How to Tell Truth from Fiction Before Buying a Drone
Drones in 2016 – Following and Dodging
2016 was without a doubt the tipping point for consumer drones, with many companies leaping into the market and established players announcing big new innovations at CES, the world’s biggest consumer electronics show.
What do people want from drones?
What is quickly becoming clear is that people want one thing more than any other from a drone, and that is obstacle avoidance. On top of that, they are looking for ways to fly more easily and follow themselves as they move.
Has anyone actually launched a drone with obstacle avoidance?
The answer, awkwardly, is yes and no. Back in 2015 DJI launched the Matrice 100, a developer drone that could be equipped with the company’s Guidance obstacle avoidance system. It was billed as the first commercially available obstacle avoidance drone but was never meant to reach the hands of consumers. In January 2016 at CES, Yuneec announced a collision avoiding that could automatically dodge obstacles in its path. It was even demoed at the event, but it is clear that this demo was less a genuine demo than a proof of concept. The demo Yuneec platform was bedecked with silver balls often used with a Vicon tracking system. This may have only served to simulate GPS signals but it could also have been the foundation of the demo. DJI’s newly announced Phantom 4 looks like it will be the first consumer drone to really be capable of obstacle avoidance through twin cameras and computer vision without gimmicks like the silver balls. It creates a three dimensional map of the area in front of it and its processors that will let it react automatically to that data to keep it out of trouble.

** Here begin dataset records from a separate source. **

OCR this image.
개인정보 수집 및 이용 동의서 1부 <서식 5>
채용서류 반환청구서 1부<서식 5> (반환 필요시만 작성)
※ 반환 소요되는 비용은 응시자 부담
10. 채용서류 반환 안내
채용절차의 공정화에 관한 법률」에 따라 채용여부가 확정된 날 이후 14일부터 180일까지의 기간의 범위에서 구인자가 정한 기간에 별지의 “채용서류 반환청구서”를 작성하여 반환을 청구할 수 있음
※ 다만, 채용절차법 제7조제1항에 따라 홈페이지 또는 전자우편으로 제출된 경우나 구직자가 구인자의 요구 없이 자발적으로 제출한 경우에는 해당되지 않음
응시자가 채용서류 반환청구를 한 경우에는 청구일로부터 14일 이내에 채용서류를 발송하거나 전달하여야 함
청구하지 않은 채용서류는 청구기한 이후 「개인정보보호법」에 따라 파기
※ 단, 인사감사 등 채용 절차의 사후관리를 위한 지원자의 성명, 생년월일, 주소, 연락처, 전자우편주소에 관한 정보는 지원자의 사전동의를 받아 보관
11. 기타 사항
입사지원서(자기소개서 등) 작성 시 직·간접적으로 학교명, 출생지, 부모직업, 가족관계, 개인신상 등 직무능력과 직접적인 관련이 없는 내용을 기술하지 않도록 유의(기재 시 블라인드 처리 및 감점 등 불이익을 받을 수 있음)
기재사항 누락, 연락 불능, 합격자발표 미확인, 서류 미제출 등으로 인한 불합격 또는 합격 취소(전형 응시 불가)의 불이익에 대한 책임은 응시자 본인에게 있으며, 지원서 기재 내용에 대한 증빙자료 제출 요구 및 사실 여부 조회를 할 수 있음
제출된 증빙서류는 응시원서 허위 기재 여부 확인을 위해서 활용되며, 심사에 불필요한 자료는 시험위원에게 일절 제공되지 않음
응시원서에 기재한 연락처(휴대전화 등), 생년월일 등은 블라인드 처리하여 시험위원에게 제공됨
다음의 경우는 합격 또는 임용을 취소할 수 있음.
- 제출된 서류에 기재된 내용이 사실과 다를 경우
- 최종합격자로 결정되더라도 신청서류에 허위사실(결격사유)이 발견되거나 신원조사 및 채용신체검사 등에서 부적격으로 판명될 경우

How are drones becoming easier to fly?
Everyone is working to make drones more intuitive to fly, and even making full flight automation possible through smart devices, remote controls and even gesture control. The battle for which of these options will dominate has yet to be won but the Phantom 4 looks like it is in with a fighting chance. Using computer vision it’s able to fly with a few taps, while its obstacle avoidance sensors keep anything untoward happening to it while it flies.
Who is offering Follow Me?
At this point every drone maker from 3DR to Yuneec to Zero Tech to DJI is offering follow me. What’s interesting is how following is done. 3DR and Yuneec use GPS signals of the person being tracked. This could be their phone or a dedicated bracelet transmitter. This is an easy to setup system, but can be accused of lacking the accuracy needed for a good follow me video.
Another solution is to use computer vision. This needs a lot of computing power so in the other solution is based on computer vision. Due to limitations in computing power of onboard devices, this usually means sending an image down to the ground for processing. This is the system that the Zero Tech Explorer uses. It’s a smart system that can track and frame an object but because it relies on transmitting the video, its effectiveness is reduced by video transmission bandwidth limitations that reduce image quality, and latency resulting from sending the data back and forth. It’s entirely possible that a fast moving object will have left the tracking zone by the time that the drone can react. As a side point, since tracking is remote control connection dependent, if the connection is broken the tracking will also cease.
Most promising so far appears to be the system used on the Phantom 4 which brings computer vision processing into the body of the Phantom itself so it does not suffer from the problems listed above. As long as there is enough light and a distinct subject the Phantom 4 should be able to follow easily. As a bonus, its obstacle sensors should keep it safe from random objects in its flight path.
Who is winning the drone battle so far?
At the moment, until other companies come out with real competition, it looks like DJI has the lead. Once the Phantom 4 hits the shelves we will see if its boasts hold water.